Wolff knitted his brows. He was trying to digest this when his attention was attracted to Tarzan. "There goes the monkey-man," he said. "Look at him swingin' through the trees. You can't tell me he ain't half monkey."

Magra, tiring of Wolff, walked toward d'Arnot just as Gregory came up. "Where's Tarzan going?" asked the latter.

"To reconnoiter for a native village," replied the Frenchman, "on the chance we can get some supplies and a few 'boys'—askaris and porters, and, perhaps, a cook. That would give Tarzan a chance to go on ahead and search for your daughter."

As the Lord of the Jungle swung through the trees in search of some indication of the presence of native habitation his active mind reviewed the events of the past several weeks. He knew that three scoundrels were pitted against him—Thome, Taask, and Wolff. He could cope with them, but could he cope with Magra? He could not understand the girl.

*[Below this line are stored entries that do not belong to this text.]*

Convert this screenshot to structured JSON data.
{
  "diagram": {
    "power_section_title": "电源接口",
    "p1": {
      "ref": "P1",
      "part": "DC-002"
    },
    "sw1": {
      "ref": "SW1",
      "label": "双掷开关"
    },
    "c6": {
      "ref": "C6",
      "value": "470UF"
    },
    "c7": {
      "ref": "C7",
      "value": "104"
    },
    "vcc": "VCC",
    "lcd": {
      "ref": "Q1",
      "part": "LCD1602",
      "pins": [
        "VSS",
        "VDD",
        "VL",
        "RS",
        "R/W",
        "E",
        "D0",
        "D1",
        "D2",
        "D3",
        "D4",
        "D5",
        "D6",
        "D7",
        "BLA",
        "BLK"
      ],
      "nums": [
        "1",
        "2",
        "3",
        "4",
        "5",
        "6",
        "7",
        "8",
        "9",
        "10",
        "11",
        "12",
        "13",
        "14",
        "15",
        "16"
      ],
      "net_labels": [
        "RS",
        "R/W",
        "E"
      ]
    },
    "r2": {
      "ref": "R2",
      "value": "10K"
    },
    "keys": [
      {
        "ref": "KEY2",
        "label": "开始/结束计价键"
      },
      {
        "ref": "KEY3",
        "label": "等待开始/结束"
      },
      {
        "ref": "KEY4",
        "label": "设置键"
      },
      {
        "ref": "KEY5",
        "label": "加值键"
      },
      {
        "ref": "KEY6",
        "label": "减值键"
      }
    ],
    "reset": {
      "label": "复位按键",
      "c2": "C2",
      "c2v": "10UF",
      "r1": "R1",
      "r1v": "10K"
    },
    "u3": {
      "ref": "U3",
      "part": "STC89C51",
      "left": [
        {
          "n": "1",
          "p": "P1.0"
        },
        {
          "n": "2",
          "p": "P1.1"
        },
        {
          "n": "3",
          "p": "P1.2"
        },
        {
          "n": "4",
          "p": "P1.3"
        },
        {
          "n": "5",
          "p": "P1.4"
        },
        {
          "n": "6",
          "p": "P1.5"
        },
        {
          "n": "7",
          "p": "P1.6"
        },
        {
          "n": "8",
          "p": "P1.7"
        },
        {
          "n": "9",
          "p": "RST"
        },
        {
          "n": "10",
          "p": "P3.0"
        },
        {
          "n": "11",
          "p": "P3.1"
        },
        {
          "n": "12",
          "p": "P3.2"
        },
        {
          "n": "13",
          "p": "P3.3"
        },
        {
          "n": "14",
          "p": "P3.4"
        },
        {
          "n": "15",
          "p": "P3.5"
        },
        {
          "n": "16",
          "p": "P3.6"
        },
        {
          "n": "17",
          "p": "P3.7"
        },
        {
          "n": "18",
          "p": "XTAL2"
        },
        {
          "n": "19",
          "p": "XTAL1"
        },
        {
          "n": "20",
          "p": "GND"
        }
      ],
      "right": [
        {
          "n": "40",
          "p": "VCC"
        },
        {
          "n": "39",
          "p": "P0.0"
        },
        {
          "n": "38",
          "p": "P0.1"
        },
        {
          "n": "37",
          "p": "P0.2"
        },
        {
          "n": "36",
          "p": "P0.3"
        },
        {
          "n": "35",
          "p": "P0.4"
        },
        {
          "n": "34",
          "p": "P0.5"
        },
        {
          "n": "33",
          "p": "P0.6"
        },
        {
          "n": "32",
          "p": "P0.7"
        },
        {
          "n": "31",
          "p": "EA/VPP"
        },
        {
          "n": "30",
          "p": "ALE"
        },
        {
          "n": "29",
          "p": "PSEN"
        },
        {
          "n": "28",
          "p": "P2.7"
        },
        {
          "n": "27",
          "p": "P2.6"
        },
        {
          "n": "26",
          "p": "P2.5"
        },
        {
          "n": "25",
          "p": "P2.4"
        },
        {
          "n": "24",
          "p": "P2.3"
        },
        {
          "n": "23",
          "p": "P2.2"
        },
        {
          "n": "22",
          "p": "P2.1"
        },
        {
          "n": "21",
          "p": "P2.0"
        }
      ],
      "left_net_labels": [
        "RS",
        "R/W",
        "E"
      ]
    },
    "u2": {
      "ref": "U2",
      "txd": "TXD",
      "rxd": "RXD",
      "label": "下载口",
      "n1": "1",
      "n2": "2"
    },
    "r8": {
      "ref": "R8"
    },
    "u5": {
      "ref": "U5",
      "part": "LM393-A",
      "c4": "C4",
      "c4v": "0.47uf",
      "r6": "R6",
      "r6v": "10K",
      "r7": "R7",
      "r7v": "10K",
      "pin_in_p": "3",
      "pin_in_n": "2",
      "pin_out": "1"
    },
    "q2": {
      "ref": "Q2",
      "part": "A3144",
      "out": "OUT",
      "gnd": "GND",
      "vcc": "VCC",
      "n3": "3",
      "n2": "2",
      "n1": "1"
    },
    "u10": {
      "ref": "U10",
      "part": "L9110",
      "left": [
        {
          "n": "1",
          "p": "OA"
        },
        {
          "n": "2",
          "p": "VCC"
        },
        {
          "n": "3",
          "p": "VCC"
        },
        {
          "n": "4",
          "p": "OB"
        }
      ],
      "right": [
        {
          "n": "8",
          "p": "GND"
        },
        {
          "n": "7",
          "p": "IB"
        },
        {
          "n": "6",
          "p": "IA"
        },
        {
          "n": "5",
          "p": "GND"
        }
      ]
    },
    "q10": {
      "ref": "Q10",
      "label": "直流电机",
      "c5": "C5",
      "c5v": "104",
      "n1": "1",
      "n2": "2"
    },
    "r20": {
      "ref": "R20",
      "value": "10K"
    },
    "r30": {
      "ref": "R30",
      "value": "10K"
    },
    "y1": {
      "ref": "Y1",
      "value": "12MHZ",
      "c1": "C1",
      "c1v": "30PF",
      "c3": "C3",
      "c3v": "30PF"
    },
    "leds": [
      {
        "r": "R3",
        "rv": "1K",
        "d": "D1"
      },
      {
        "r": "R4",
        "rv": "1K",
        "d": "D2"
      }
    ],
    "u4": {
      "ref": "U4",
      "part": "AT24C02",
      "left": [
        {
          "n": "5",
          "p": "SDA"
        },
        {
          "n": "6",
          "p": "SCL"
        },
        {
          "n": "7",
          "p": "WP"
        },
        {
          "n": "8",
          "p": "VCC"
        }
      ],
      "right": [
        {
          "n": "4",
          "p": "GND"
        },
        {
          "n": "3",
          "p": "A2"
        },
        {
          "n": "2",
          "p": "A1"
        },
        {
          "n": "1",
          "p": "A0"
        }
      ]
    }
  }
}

Twice she had saved him from the bullets of would-be assassins, yet he knew that she was an associate, perhaps an accomplice, of Thome. The first time it might have been because she had thought him to be Brian Gregory, but now she knew better. It was all quite beyond him. With a shrug, he dismissed the whole matter from his mind, content to know that he was forewarned and, consequently, on guard.

The day was coming to a close as Tarzan gave up the search for a native village and decided to return to camp. Suddenly he stood erect upon a branch of a great tree, head up, statuesque, alert, listening. A vagrant breeze had brought to his nostrils the scent of Wappi, the antelope, suggesting that he take meat back to camp; but as he prepared to stalk his prey, the booming of distant native drums came faintly to his ears.

Chapter 8

AS NIGHT FELL, Helen, lying bound in a filthy hut, heard the booming of drums in the village street outside. Eerie and menacing they sounded, mysterious, threatening. She felt that they were beating for her—a savage, insistent dirge, foretelling death. She wondered what form it would take, when it would come to her. She felt that she might almost welcome it as an escape from the terror that engulfed her. Presently, warriors came and jerked her roughly to her feet after removing the bonds that confined her ankles; then they dragged her out into the village street before the hut of Mpingu, the chief, and tied her to a stake, while around her milled screaming women and shouting warriors. In the glare of the cooking fires the whole scene seemed to the doomed girl the horrible phantasmagoria of some hideous nightmare from which she must awaken. It was all too fantastic to be real, but when a spear point pierced her flesh and warm blood flowed she knew she did not dream.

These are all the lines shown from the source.